Just prior to delivering his homily, Fr. Timossi shared memories of attending Mass as a young child with his mother. Fr. Timossi drew chuckles from parishioners when he endearingly recalled his mother promising to buy him donuts if he agreed to accompany her to daily Mass.
“So, all of you who thought, ‘what a devout young child,’ know that it was partially due to donuts,” he said.
Fr. Timossi also thanked his parents for establishing and maintaining a spiritual base throughout his young life.
“Your faith and example have given me an environment to discern a vocation and ultimately make it to this day,” he told his parents during Mass.
During his homily, Fr. Timossi interpreted the day’s Gospel reading, John 6:51-58, in which Jesus declares that whoever receives His body and blood receives eternal life.
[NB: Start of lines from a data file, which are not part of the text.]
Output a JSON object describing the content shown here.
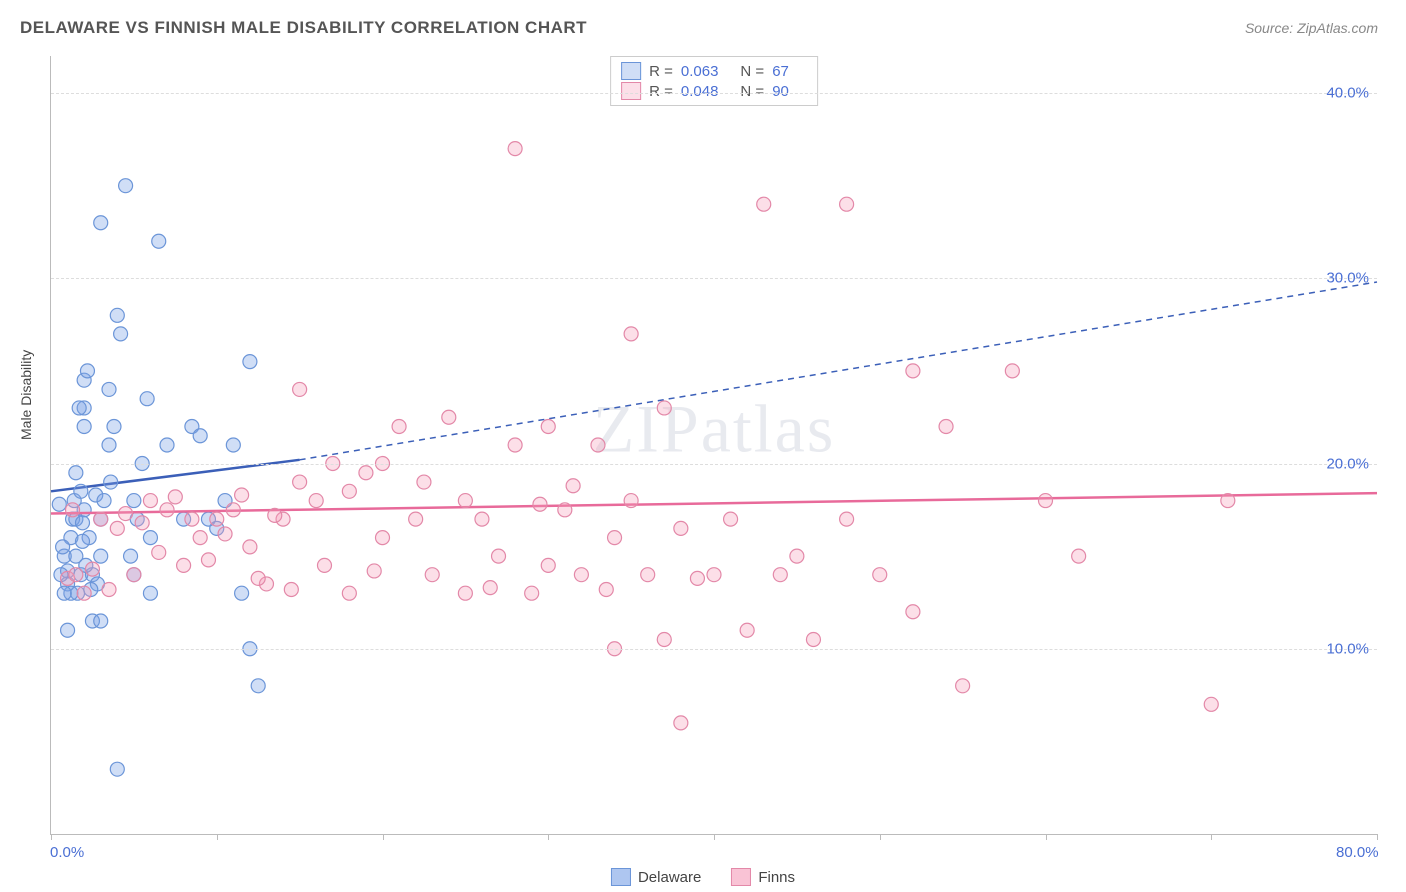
{
  "title": "DELAWARE VS FINNISH MALE DISABILITY CORRELATION CHART",
  "source": "Source: ZipAtlas.com",
  "ylabel": "Male Disability",
  "watermark": "ZIPatlas",
  "chart": {
    "type": "scatter",
    "xlim": [
      0,
      80
    ],
    "ylim": [
      0,
      42
    ],
    "x_tick_step": 10,
    "x_tick_labels": {
      "0": "0.0%",
      "80": "80.0%"
    },
    "y_ticks": [
      10,
      20,
      30,
      40
    ],
    "y_tick_labels": [
      "10.0%",
      "20.0%",
      "30.0%",
      "40.0%"
    ],
    "background_color": "#ffffff",
    "grid_color": "#dddddd",
    "axis_color": "#bbbbbb",
    "tick_label_color": "#4a6fd4",
    "marker_radius": 7,
    "marker_stroke_width": 1.2,
    "series": [
      {
        "name": "Delaware",
        "fill": "rgba(120,160,230,0.35)",
        "stroke": "#6b95d8",
        "R": "0.063",
        "N": "67",
        "trend_color": "#3b5fb8",
        "trend_solid": {
          "x1": 0,
          "y1": 18.5,
          "x2": 15,
          "y2": 20.2
        },
        "trend_dashed": {
          "x1": 15,
          "y1": 20.2,
          "x2": 80,
          "y2": 29.8
        },
        "points": [
          [
            0.5,
            17.8
          ],
          [
            0.8,
            15
          ],
          [
            1,
            13.5
          ],
          [
            1,
            14.2
          ],
          [
            1.2,
            16
          ],
          [
            1.3,
            17
          ],
          [
            1.4,
            18
          ],
          [
            1.5,
            19.5
          ],
          [
            1.5,
            15
          ],
          [
            1.6,
            13
          ],
          [
            1.8,
            14
          ],
          [
            1.8,
            18.5
          ],
          [
            2,
            17.5
          ],
          [
            2,
            22
          ],
          [
            2,
            23
          ],
          [
            2,
            24.5
          ],
          [
            2.2,
            25
          ],
          [
            2.5,
            14
          ],
          [
            2.5,
            11.5
          ],
          [
            2.8,
            13.5
          ],
          [
            3,
            15
          ],
          [
            3,
            17
          ],
          [
            3,
            33
          ],
          [
            3.5,
            21
          ],
          [
            3.5,
            24
          ],
          [
            3.8,
            22
          ],
          [
            4,
            28
          ],
          [
            4.2,
            27
          ],
          [
            4.5,
            35
          ],
          [
            5,
            18
          ],
          [
            5,
            14
          ],
          [
            5.5,
            20
          ],
          [
            6,
            16
          ],
          [
            6,
            13
          ],
          [
            6.5,
            32
          ],
          [
            7,
            21
          ],
          [
            8,
            17
          ],
          [
            8.5,
            22
          ],
          [
            9,
            21.5
          ],
          [
            9.5,
            17
          ],
          [
            10,
            16.5
          ],
          [
            10.5,
            18
          ],
          [
            11,
            21
          ],
          [
            11.5,
            13
          ],
          [
            12,
            25.5
          ],
          [
            12,
            10
          ],
          [
            12.5,
            8
          ],
          [
            4,
            3.5
          ],
          [
            3,
            11.5
          ],
          [
            1,
            11
          ],
          [
            1.5,
            17
          ],
          [
            2.3,
            16
          ],
          [
            2.7,
            18.3
          ],
          [
            1.2,
            13
          ],
          [
            0.8,
            13
          ],
          [
            0.6,
            14
          ],
          [
            0.7,
            15.5
          ],
          [
            1.9,
            15.8
          ],
          [
            2.1,
            14.5
          ],
          [
            2.4,
            13.2
          ],
          [
            1.7,
            23
          ],
          [
            1.9,
            16.8
          ],
          [
            3.2,
            18
          ],
          [
            3.6,
            19
          ],
          [
            4.8,
            15
          ],
          [
            5.2,
            17
          ],
          [
            5.8,
            23.5
          ]
        ]
      },
      {
        "name": "Finns",
        "fill": "rgba(245,155,185,0.32)",
        "stroke": "#e388a8",
        "R": "0.048",
        "N": "90",
        "trend_color": "#e86a9a",
        "trend_solid": {
          "x1": 0,
          "y1": 17.3,
          "x2": 80,
          "y2": 18.4
        },
        "points": [
          [
            1,
            13.8
          ],
          [
            1.5,
            14
          ],
          [
            2,
            13
          ],
          [
            3,
            17
          ],
          [
            4,
            16.5
          ],
          [
            5,
            14
          ],
          [
            6,
            18
          ],
          [
            7,
            17.5
          ],
          [
            8,
            14.5
          ],
          [
            8.5,
            17
          ],
          [
            9,
            16
          ],
          [
            10,
            17
          ],
          [
            11,
            17.5
          ],
          [
            12,
            15.5
          ],
          [
            13,
            13.5
          ],
          [
            14,
            17
          ],
          [
            15,
            24
          ],
          [
            15,
            19
          ],
          [
            16,
            18
          ],
          [
            17,
            20
          ],
          [
            18,
            18.5
          ],
          [
            18,
            13
          ],
          [
            19,
            19.5
          ],
          [
            20,
            20
          ],
          [
            20,
            16
          ],
          [
            21,
            22
          ],
          [
            22,
            17
          ],
          [
            23,
            14
          ],
          [
            24,
            22.5
          ],
          [
            25,
            18
          ],
          [
            25,
            13
          ],
          [
            26,
            17
          ],
          [
            27,
            15
          ],
          [
            28,
            21
          ],
          [
            28,
            37
          ],
          [
            29,
            13
          ],
          [
            30,
            22
          ],
          [
            30,
            14.5
          ],
          [
            31,
            17.5
          ],
          [
            32,
            14
          ],
          [
            33,
            21
          ],
          [
            34,
            16
          ],
          [
            34,
            10
          ],
          [
            35,
            27
          ],
          [
            35,
            18
          ],
          [
            36,
            14
          ],
          [
            37,
            23
          ],
          [
            37,
            10.5
          ],
          [
            38,
            16.5
          ],
          [
            38,
            6
          ],
          [
            40,
            14
          ],
          [
            41,
            17
          ],
          [
            42,
            11
          ],
          [
            43,
            34
          ],
          [
            44,
            14
          ],
          [
            45,
            15
          ],
          [
            46,
            10.5
          ],
          [
            48,
            34
          ],
          [
            48,
            17
          ],
          [
            50,
            14
          ],
          [
            52,
            25
          ],
          [
            52,
            12
          ],
          [
            54,
            22
          ],
          [
            55,
            8
          ],
          [
            58,
            25
          ],
          [
            60,
            18
          ],
          [
            62,
            15
          ],
          [
            70,
            7
          ],
          [
            71,
            18
          ],
          [
            2.5,
            14.3
          ],
          [
            3.5,
            13.2
          ],
          [
            4.5,
            17.3
          ],
          [
            5.5,
            16.8
          ],
          [
            6.5,
            15.2
          ],
          [
            7.5,
            18.2
          ],
          [
            9.5,
            14.8
          ],
          [
            10.5,
            16.2
          ],
          [
            11.5,
            18.3
          ],
          [
            12.5,
            13.8
          ],
          [
            13.5,
            17.2
          ],
          [
            14.5,
            13.2
          ],
          [
            16.5,
            14.5
          ],
          [
            19.5,
            14.2
          ],
          [
            22.5,
            19
          ],
          [
            26.5,
            13.3
          ],
          [
            29.5,
            17.8
          ],
          [
            31.5,
            18.8
          ],
          [
            33.5,
            13.2
          ],
          [
            39,
            13.8
          ],
          [
            1.3,
            17.5
          ]
        ]
      }
    ]
  },
  "legend_bottom": [
    {
      "label": "Delaware",
      "fill": "rgba(120,160,230,0.6)",
      "stroke": "#6b95d8"
    },
    {
      "label": "Finns",
      "fill": "rgba(245,155,185,0.6)",
      "stroke": "#e388a8"
    }
  ]
}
“This Sunday we celebrate one of the greatest mysteries of faith, that of the Eucharist, the mystery of the body and blood of Christ given to us as spiritual food and drink,” Fr. Timossi said. “The Eucharist makes us one with Jesus, at the moment of communion, Jesus comes into our hearts making it the most beautiful and precious time of our day.”
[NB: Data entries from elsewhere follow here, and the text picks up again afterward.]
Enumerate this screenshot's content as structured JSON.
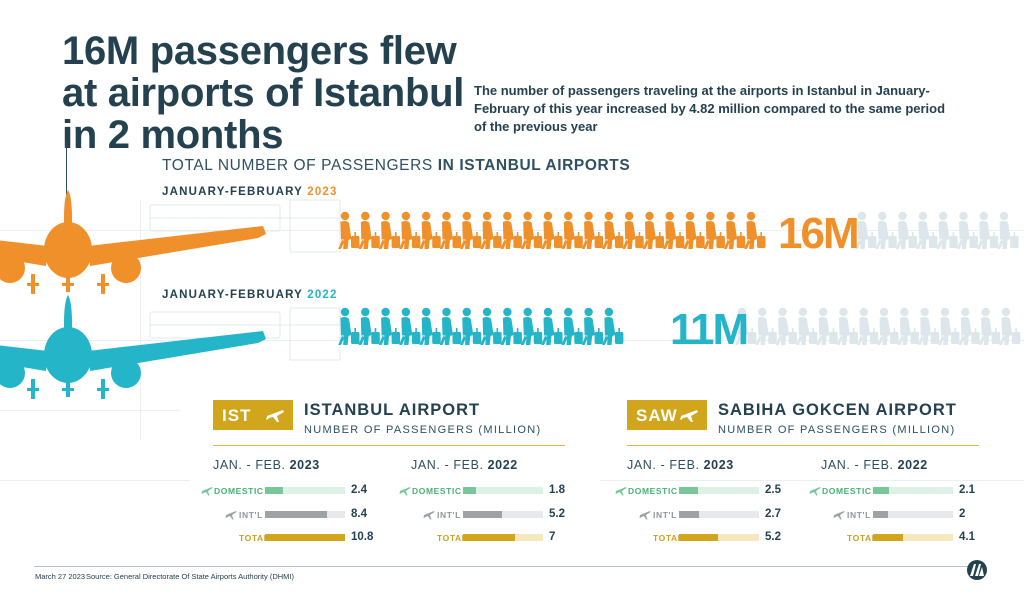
{
  "title": "16M passengers flew at airports of Istanbul in 2 months",
  "subtitle": "The number of passengers traveling at the airports in Istanbul in January-February of this year increased by 4.82 million compared to the same period of the previous year",
  "colors": {
    "orange": "#f0902a",
    "teal": "#25b5c9",
    "gold": "#d2a61c",
    "navy": "#24414f",
    "green": "#77c79b",
    "gray": "#9da2a5",
    "faint": "#dde7eb"
  },
  "chart_data": [
    {
      "type": "bar",
      "title": "TOTAL NUMBER OF PASSENGERS IN ISTANBUL AIRPORTS",
      "title_plain": "TOTAL NUMBER OF PASSENGERS",
      "title_bold": "IN ISTANBUL AIRPORTS",
      "series": [
        {
          "period_prefix": "JANUARY-FEBRUARY",
          "year": "2023",
          "value": 16,
          "label": "16M",
          "color": "#f0902a"
        },
        {
          "period_prefix": "JANUARY-FEBRUARY",
          "year": "2022",
          "value": 11,
          "label": "11M",
          "color": "#25b5c9"
        }
      ]
    },
    {
      "type": "bar",
      "airport": "ISTANBUL AIRPORT",
      "code": "IST",
      "subtitle": "NUMBER OF PASSENGERS (MILLION)",
      "max": 10.8,
      "columns": [
        {
          "period": "JAN. - FEB.",
          "year": "2023",
          "domestic": 2.4,
          "intl": 8.4,
          "total": 10.8
        },
        {
          "period": "JAN. - FEB.",
          "year": "2022",
          "domestic": 1.8,
          "intl": 5.2,
          "total": 7
        }
      ]
    },
    {
      "type": "bar",
      "airport": "SABIHA GOKCEN AIRPORT",
      "code": "SAW",
      "subtitle": "NUMBER OF PASSENGERS (MILLION)",
      "max": 10.8,
      "columns": [
        {
          "period": "JAN. - FEB.",
          "year": "2023",
          "domestic": 2.5,
          "intl": 2.7,
          "total": 5.2
        },
        {
          "period": "JAN. - FEB.",
          "year": "2022",
          "domestic": 2.1,
          "intl": 2,
          "total": 4.1
        }
      ]
    }
  ],
  "row_labels": {
    "domestic": "DOMESTIC",
    "intl": "INT'L",
    "total": "TOTAL"
  },
  "footer": {
    "date": "March 27 2023",
    "source": "Source: General Directorate Of State Airports Authority (DHMI)"
  }
}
Fr. Timossi’s parents were seated in the first pew and received communion from their son.
John Timossi said watching his son celebrate Mass in the family’s home parish was “surreal.” “He did it,” John Timossi said. “He dedicated himself and here we are today. We’re very proud of him because that is what he wants to do, and the Lord has a plan for him.”
Anne Timossi said she never tried to push her children into a certain direction, but instead “gave them to the Lord.”
“I told them when they were young teens, ‘it is between you and God, whatever you do,’” she said. “It feels like the culmination of a lot of prayers and just seeing how he is going to be reaching out to people with his whole personality, uniting himself to the Lord and use whatever talents he has.”
While being homeschooled and raised in the Church, it wasn’t until attending Aliso Niguel High School when Fr. Timossi spent more time reading Sacred Scripture, which then prompted the future priest to take his spiritual life more seriously.
He received the sacrament of reconciliation, began praying more and studying the lives of saints. Fr. Timossi was particularly inspired by the life of St. Padre Pio, the Italian Capuchin Franciscan known for his charitable works and his unwavering devotion to the Lord. It is also believed that St. Padre Pio received the gift of the stigmata, which are wounds appearing on the same area of body as the wounds received by Jesus during the crucifixion.
The calling into religious life strengthened when he began attending St. Michael’s Abbey in Silverado, where he received spiritual guidance from the Norbertine priests at the monastery. He joined an order of Franciscans in upstate New York.
“After two years of being in the community, I discerned the Lord seemed to be wanting me to study for the priesthood,” Fr. Timossi said.
He was sent to the Franciscan’s seminary in northern Italy, where he had opportunity to visit Padre Pio’s birthplace in Pietrelcina, as well as San Giovanni Rotondo, where Pio lived as a friar and where his body remains on display.
His resolve to enter the priesthood was strengthened by the experience. Fr. Timossi returned to California and then journeyed to Fort Wayne Indiana, where he spent time with a group of Franciscan Friars he had met in New York.
Fr. Timossi felt a calling to serve at the diocesan level and ultimately remained in Fort Wayne, Indiana. After his visit with family in Orange, Timossi returned to Fort Wayne for his first assignment at Our Lady of Good Hope, a parish with about 1,200 families.
Anne Timossi added: “As a mother, I feel like everything we have done has culminated in this and now I look forward to a unity, from wherever he is, united in prayer. It is not so much missing him. It is uniting my prayers to whatever is going on in his life because Jesus operates that way. There is no distance. So, I let him go wherever the Lord takes him.”